Over the years, the nationalist aspirations of Kosovo's Muslims have strengthened. Whether locally initiated or as part of the systematic activities of nationalist organizations, violence has increased. Churches have been burned down. The Serbs have been forced to leave their homes in cities, as they were subject to constant incitement and vulnerable to attacks, and they are now concentrated in enclaves.

"We call them ghettoes," says Vidakovic-Petrov, flashing an ironic smile. "The soldiers of the multinational force are protecting the ghettoes, and until recently they escorted children to schools and patients to hospitals. A few months ago, the UN authority decided that the situation in Kosovo had calmed down and that there was no longer any need for this sort of protection. This is obviously not true, and as we've seen in the past few weeks, the situation has grown even worse."

Vidakovic-Petrov came to Israel in early 2002, after Milosevic was thrown out of power in a quiet popular revolution in October 2000. Her parents were diplomats, and she spent her childhood in Cuba during the first years after Fidel Castro's revolution. She studied comparative literature in university and wrote a doctoral thesis on the history of the Judeo-Spanish community in Yugoslavia. After earning her Ph.D, she taught at Belgrade's Institute for Literature and Arts. Her house in the city was damaged in the NATO bombings. Since her arrival here, Vidakovic-Petrov has tried to bring to the attention of the Israeli public the complex situation in the Republic of Serbia-Montenegro, and especially in Kosovo.

The most recent riots are undermining what's left of her optimism. "Five years ago, when the current settlement was achieved, the international community committed to contributing funding for rebuilding the homes of the quarter-million refugees that fled Kosovo. But very few of these promises have been kept, and the money is not coming. If the international community doesn't come to its senses, not only will this prevent the return of the Serb refugees that according to the agreement would return to their homes, it would also cause the exodus of the 100,000 Serbs still remaining in the province. That would complete the ethnic cleansing."

This is one of the ironic aspects in the gloomy history of the Balkan wars. Early on, the international community accused Milosevic and his henchmen of war crimes, including ethnic cleansing in Bosnia and Kosovo. Now there is a risk that the Serbs in Kosovo might find themselves facing a similar danger.

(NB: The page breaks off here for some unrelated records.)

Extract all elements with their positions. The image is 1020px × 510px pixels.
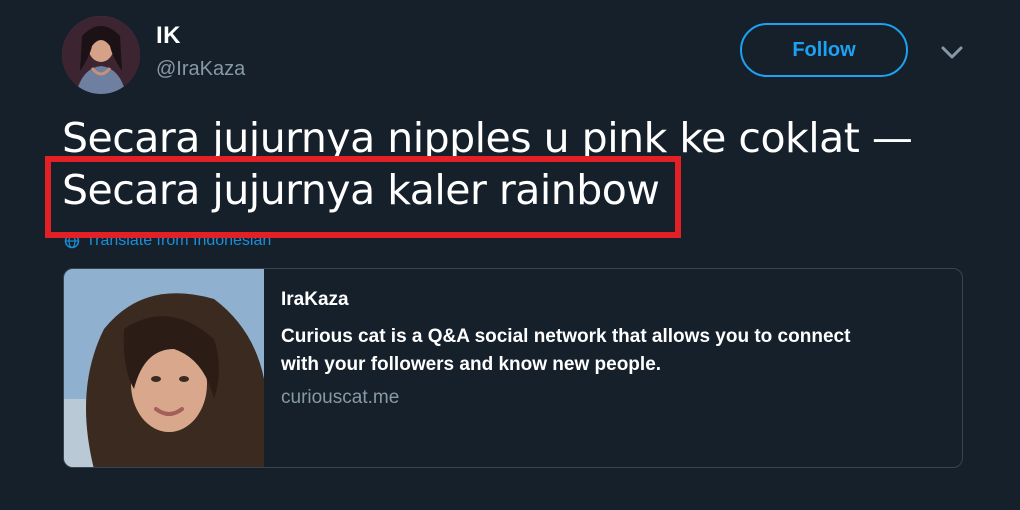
card-image (64, 269, 264, 467)
highlight-box (45, 156, 681, 238)
card-body: IraKaza Curious cat is a Q&A social netw… (281, 289, 941, 409)
tweet: IK @IraKaza Follow Secara jujurnya nippl… (0, 0, 1020, 510)
card-title: IraKaza (281, 289, 349, 310)
avatar[interactable] (62, 16, 140, 94)
display-name[interactable]: IK (156, 22, 181, 50)
card-description: Curious cat is a Q&A social network that… (281, 323, 941, 379)
link-card[interactable]: IraKaza Curious cat is a Q&A social netw… (63, 268, 963, 468)
card-domain: curiouscat.me (281, 387, 400, 408)
card-description-line: Curious cat is a Q&A social network that… (281, 326, 851, 347)
follow-button[interactable]: Follow (740, 23, 908, 77)
user-handle[interactable]: @IraKaza (156, 58, 245, 81)
card-description-line: with your followers and know new people. (281, 354, 662, 375)
chevron-down-icon[interactable] (938, 40, 966, 64)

After the latest spate of riots, KFOR announced the reinforcement of its forces by an additional 2,000 troops, to maintain order and calm tensions. Javier Solana, the EU's top foreign policy official, visited Kosovo last week and was astounded at the extent of the destruction and the atmosphere of hatred.

Solana knows that the EU has to find a settlement for Kosovo. The international community refuses to allow the province to gain independent statehood, for fear that this might lead to a wave of irredentist demands by Albanian minority groups in Macedonia and of Macedonians in Belgrade and maybe by Hungarians in Romania. The problem is that diplomats in Europe do not have a real solution to the entanglement.

"My government's preferred solution," said Vidakovic-Petrov, "is to decentralize the Albanian rule in Kosovo and grant autonomous authorities to the Serb minority. In my opinion, this is the only way to protect the lives of the Serbs and to guarantee then any sort of security."